EDUARDO CUNHA A CASA NÃO QUER
O líder do PMDB na Câmara Federal, Eduardo Cunha (RJ) : A Casa é contra a proposta de um plebiscito sugerida pela presidente Dilma Rousseff para tratar da Reforma Política. O líder peemedebista esquece (sic) que esta pendenga se arrasta por longos 15 (quinze) anos no Congresso Nacional sem solução. Até quando será?

AMIGOS DO AECIO
Aécio Neves,presidente nacional do PSDB em parceria com Roberto Freire (PPS-PE – agora DM) e Zé Agripino Maia (DEM-RN) não vêem com bons olhos a participação da sociedade numa possível Constituinte sobre a Reforma Política.  
                                                                                                                                                          


AMIGOS DO LULA
Segundo o site, Amigos do Lula, a TV Globo não levou ao ar entrevista de Aécio Neves na qual o mineiro se expressava contrário à participação do povo na constituinte proposta por Dilma.
                                                                      





segunda-feira, 24 de junho de 2013


CÂMARA FEDERAL MUDANÇA DE POSTURA
Quem sabe, ante as manifestações e a solicitação da presidente Dilma Rousseff, as lideranças partidárias que até agora se esquivaram, ou se negaram a assinar o documento deliberativo para que o Plenário da Câmara Federal pudesse dar início aos trabalhos da Reforma Política há tempos  solicitada pelo relator Henrique Fontana (PT-RS), mudem de postura.

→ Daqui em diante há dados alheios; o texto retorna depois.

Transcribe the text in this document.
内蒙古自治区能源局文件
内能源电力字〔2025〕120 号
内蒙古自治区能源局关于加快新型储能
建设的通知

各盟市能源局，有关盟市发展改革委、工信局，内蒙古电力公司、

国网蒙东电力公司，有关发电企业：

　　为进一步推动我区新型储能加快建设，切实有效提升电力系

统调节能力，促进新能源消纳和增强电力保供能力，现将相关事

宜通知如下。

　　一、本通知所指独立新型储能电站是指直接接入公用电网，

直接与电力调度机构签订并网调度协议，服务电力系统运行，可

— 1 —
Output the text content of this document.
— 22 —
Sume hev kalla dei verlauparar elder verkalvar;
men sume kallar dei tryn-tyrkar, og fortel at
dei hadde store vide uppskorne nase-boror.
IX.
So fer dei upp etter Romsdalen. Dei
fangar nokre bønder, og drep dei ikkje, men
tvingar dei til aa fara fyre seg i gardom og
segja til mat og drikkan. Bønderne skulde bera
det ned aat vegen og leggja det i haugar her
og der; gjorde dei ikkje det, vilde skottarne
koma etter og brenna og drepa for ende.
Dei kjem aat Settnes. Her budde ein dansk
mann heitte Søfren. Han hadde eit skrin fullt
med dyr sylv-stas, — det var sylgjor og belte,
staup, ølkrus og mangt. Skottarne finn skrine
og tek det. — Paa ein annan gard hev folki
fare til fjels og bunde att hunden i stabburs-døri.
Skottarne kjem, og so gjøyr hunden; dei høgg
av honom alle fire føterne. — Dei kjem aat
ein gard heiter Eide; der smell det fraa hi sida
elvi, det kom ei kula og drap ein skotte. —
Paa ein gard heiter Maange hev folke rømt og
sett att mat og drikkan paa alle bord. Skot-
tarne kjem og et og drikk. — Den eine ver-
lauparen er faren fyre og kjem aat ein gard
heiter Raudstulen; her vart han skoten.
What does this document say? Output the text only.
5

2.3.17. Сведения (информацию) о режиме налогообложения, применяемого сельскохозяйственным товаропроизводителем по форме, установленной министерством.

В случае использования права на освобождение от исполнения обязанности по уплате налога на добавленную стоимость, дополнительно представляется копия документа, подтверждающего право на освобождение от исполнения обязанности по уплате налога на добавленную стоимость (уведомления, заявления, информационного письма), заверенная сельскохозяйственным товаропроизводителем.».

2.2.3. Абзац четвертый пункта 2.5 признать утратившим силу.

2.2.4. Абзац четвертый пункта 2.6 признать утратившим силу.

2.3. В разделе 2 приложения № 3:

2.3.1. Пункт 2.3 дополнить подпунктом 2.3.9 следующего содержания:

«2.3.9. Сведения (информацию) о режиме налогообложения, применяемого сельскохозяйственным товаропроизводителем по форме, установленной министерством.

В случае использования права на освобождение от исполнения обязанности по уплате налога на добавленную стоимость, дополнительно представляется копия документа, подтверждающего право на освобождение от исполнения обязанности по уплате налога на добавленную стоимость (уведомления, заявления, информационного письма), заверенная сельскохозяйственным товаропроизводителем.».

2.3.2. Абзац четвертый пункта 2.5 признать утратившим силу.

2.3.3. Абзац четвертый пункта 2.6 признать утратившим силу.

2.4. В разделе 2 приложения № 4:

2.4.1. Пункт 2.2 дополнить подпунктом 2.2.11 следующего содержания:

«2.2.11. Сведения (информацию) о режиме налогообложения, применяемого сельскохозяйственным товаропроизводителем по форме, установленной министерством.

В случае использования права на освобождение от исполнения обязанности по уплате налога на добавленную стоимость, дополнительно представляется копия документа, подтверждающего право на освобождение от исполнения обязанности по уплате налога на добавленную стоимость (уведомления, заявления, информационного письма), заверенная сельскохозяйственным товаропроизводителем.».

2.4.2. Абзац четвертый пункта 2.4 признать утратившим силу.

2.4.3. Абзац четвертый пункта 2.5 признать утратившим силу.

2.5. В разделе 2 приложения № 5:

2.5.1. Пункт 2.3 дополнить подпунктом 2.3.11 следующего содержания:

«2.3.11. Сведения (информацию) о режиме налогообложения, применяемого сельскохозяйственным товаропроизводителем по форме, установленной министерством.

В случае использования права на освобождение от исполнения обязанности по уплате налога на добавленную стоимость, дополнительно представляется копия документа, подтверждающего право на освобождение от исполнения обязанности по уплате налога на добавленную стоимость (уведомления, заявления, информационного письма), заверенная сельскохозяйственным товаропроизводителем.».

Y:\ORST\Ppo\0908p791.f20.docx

QUALIFICAÇÃO DO SISTEMA POLITICO
A Reforma Política é um tema polêmico, mas tende a qualificar o atual sistema político brasileiro desacreditado por conta das ações dos próprios parlamentares nestes últimos tempos. Assuntos como financiamento público exclusivo de campanha, fim das coligações proporcionais e a instituição de lista flexível não agradam certas lideranças partidárias que vêem nestas propostas riscos às suas próprias candidaturas e de seus pares.

NEGAÇÃO TERÁ QUE SER EXPLICADA
Outra situação que cada parlamentar terá que rever, é o posicionamento em relação a aplicação de 100% dos royalties do petróleo na educação proposto pela presidente Dilma Rousseff em 2012. Esta proposta também não aprovada pelo Congresso Nacional tende a ter resultados positivos na votação que deverá acontecer nos próximos dias, caso contrário, os parlamentares terão que explicar à Nação os motivos da negação.


Lincoln Portela
Arnaldo Faria de Sá

FORAM CONTRA PROPOSTA DA REFORMA POLITICA
Em dezembro de 2012, o deputado Lincoln Portela líder do Partido da República (PR-MG) e o deputado Arnaldo Faria de Sá vice-líder do PTB-SP, em entrevistas à imprensa se posicionaram ferrenhamente contra a Reforma Política.